Kim still views nuclear arms as the "treasured sword" to protect the regime. But they did not feature heavily in the updated bylaws, signaling both Pyongyang's shift from developing to maintaining nuclear capability, and a desire to prevent stoking further tensions with the U.S.
The party also removed references to the parallel pursuit of nuclear and economic development -- a strategy North Korea began reconsidering in 2018 when it restarted nuclear talks with the U.S. Instead, the new by-laws call for greater self-sufficiency, as the North seeks to overcome protracted economic sanctions and win international recognition as a legitimate nuclear power.
The South Korean government believes that Kim has been transferring more authority to his aides. The new party bylaws established the post of "first secretary," who would act as a proxy for Kim and likely serve as the No. 2 figure in government.

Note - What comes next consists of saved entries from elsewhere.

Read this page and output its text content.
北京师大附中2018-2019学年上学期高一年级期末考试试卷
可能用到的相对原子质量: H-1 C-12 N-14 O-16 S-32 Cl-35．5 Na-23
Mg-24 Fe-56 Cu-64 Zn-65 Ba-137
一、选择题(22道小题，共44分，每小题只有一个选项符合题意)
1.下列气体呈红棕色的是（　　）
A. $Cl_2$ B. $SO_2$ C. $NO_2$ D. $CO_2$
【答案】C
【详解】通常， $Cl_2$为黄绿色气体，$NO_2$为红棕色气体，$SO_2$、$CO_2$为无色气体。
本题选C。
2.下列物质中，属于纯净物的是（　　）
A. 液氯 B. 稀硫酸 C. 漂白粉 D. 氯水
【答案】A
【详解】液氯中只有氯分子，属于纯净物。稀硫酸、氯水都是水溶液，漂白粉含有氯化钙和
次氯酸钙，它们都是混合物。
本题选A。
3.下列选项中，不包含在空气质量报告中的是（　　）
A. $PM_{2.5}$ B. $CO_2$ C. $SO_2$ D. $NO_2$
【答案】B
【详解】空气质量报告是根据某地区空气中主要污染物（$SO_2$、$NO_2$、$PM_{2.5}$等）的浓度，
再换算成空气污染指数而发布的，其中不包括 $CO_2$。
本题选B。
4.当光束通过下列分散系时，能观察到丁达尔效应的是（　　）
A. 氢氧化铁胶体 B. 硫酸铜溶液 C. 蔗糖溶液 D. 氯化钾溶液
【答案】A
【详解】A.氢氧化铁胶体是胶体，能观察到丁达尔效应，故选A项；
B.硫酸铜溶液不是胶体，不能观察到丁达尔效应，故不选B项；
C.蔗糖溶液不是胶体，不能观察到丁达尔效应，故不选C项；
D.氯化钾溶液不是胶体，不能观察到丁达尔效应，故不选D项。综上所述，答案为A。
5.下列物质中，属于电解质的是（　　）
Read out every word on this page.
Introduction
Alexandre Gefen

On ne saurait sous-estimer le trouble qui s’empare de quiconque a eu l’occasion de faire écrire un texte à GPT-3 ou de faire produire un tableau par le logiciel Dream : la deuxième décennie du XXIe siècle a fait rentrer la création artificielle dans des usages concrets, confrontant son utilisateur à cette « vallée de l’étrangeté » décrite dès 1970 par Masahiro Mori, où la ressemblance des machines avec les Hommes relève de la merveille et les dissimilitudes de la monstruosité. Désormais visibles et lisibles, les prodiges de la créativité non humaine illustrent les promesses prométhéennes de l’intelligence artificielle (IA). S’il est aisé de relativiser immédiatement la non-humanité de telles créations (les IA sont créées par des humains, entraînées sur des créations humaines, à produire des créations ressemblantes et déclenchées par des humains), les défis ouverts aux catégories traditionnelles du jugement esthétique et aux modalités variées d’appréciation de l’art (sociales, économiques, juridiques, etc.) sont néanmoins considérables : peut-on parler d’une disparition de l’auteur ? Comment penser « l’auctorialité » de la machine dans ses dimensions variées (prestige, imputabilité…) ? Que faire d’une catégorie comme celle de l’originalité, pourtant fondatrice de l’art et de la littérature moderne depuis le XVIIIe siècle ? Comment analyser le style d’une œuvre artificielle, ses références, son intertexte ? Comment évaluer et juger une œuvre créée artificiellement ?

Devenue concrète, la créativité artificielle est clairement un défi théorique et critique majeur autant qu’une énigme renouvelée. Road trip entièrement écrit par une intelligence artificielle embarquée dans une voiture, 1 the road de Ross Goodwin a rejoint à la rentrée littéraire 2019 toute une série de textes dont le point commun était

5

The post is believed to have been granted to Jo Yong Won, a member of the Workers' Party Politburo standing committee and a trusted aide to Kim. Jo may be tasked with certain delicate economic policies that could pose risks for Kim if handled himself, and potentially take responsibility for any failures.
There is also speculation that the post was created so Kim could give greater authority to his sister Kim Yo Jong, who is currently the deputy director of the party's propaganda department, should he become incapacitated in some way.